“It was a ghost town.”
The city usually filled with noise and people was empty—spiritless. Instead of the loud jazz music that engulfs the city on any other night, the brass instruments that bring the city to life were scattered on the ground around every block. The city usually runs on the sound, but on this night, it was the deafening sound of silence that enveloped every corridor.
This intense silence is what stunned Olivia Hart (12). This wasn’t her home. What she saw couldn’t possibly have been the same New Orleans, where all the most cherished memories from her childhood took place.
With nearly 150,000 homes left in shambles and 10,000 Louisianians displaced, the Red Cross referred to the August floods in New Orleans as “the worst US natural disaster since Hurricane Sandy,” which took place in 2012.

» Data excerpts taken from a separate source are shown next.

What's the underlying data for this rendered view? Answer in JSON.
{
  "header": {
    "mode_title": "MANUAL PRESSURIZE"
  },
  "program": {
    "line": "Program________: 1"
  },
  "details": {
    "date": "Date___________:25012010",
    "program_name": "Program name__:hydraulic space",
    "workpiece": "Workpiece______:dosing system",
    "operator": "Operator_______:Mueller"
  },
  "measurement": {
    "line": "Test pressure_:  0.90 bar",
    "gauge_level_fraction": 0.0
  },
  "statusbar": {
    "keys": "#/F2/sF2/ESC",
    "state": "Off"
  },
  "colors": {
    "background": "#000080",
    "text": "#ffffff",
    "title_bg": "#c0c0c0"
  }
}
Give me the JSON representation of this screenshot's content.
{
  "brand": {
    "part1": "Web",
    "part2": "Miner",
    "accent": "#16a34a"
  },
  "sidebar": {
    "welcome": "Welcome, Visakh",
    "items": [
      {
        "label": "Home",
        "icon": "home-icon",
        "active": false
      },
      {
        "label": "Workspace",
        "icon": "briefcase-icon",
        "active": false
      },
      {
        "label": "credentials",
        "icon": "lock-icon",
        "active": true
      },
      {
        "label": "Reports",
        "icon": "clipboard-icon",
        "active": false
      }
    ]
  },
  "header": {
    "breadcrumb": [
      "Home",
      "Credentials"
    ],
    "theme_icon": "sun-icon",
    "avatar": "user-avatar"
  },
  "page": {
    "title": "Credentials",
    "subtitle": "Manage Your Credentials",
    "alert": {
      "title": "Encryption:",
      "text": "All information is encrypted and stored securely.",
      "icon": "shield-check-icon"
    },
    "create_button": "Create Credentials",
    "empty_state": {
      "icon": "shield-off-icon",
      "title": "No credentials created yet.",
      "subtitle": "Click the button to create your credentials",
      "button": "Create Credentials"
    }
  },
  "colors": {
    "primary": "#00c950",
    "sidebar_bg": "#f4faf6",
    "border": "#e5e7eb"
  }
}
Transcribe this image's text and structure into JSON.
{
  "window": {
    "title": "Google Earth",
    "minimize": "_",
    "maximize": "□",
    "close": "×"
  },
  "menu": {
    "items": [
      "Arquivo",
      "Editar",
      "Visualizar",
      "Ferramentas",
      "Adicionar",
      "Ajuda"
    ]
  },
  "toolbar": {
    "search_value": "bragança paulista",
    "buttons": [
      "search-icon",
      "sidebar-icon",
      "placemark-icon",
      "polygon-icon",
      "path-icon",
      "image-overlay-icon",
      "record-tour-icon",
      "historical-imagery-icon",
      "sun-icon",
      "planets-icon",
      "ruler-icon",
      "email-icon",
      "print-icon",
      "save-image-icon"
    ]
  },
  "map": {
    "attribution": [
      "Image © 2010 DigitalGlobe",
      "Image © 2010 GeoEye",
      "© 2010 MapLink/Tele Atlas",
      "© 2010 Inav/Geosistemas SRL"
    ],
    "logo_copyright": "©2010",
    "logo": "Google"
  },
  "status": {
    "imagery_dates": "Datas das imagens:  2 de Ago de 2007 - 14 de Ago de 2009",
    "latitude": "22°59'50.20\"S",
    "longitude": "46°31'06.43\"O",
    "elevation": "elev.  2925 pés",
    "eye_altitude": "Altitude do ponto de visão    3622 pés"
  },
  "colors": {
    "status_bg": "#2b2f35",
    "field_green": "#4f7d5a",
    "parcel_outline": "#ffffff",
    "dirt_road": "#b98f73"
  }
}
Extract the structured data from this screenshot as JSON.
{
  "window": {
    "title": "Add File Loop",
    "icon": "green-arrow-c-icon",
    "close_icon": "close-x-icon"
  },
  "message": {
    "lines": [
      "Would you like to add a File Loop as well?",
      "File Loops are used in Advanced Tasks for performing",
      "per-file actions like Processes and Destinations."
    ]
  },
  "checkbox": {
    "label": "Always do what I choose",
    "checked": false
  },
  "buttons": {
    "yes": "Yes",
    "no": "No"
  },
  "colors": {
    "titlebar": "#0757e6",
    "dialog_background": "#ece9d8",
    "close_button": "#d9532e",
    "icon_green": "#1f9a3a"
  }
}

“There was just enormous piles of stuff around the city,” Hart said. Sinking cars, submerged buildings and homes, and the sound of horses gasping for every breath took over the city.
But for Hart, this isn’t the first time she has seen her beloved city in shambles like this.
In 2005, the Hart family grabbed whatever they could hold with two hands or sling over their shoulders as they fled New Orleans. They left behind a nearly-completed, brand new house to be destroyed as Hurricane Katrina swept through Louisiana. The historic storm turned the city upside down, and what Hart expected to be a two-day stay nearby in Baton Rouge, Louisiana ended up being six months long.
“We were supposed to be there for a few days, but then the levees broke, and we had no choice but to stay in my grandmother’s small, two bedroom house with eleven people for six months,” Hart said.
At the time, Hart was in first grade. While in Baton Rouge, after losing almost everything, from her clothes to favorite toys, she received a special donation from one of the hundreds of booths that sprang up around the city, funded by national companies that wanted to help the community. The day before she started school in Baton Rouge, Hart held in her hands something she would never forget.
“The first thing donated to me was a little pink backpack filled with clothes and school supplies. I had barely anything at the time,” Hart recalled. The backpack and the gesture behind made a lasting impression on her.
Fast forward eleven years. After torrential floods devastated New Orleans and Baton Rouge this summer, Hart returned to Louisiana in August for two days
She came back to pay it forward, and to give back to the communities that supported her family years before. After all these years, Hart never forgot the little pink backpack.
“Baton Rouge took care of my family and [me] when we needed it most,” Hart said.
Hart, along with her two older cousins Miranda and Morgan Lee, currently in college, started Hartpacks. As of now, the organization is solely run and funded by the Hart family, but Hart plans to reach out to the community for support in the future.
“As it grows, we hope to start accepting donations for certain causes and for certain backpacks for a fixed price,” Hart said.
Olivia, Miranda, and Morgan stuff whatever they can in a Hartpack. Distributing 50 Hartpacks to flood victims, each one came with a sack lunch, a reusable water bottle and flashlight, a set of Crayola color pencils and markers, a different Beanie Baby in every Hartpack, and Hart’s personal favorite item: one bottle of bubbles. Hart and her cousins walked through neighborhoods throughout the city and hand-delivered the backpacks to shelters and to any young children they saw passing by, the same way she had received the little pink backpack eleven years ago.
There is one unique image on a Hartpack. The black, neoprene Hartpacks full of snacks, books, and toys has a heart with three curves instead of two, representing the three girls behind the project.
The success of Hartpacks thus far is a testament to her dedication and love not only for service, but also for the people she is serving and the smiles that her Hartpacks put on the kids’ faces.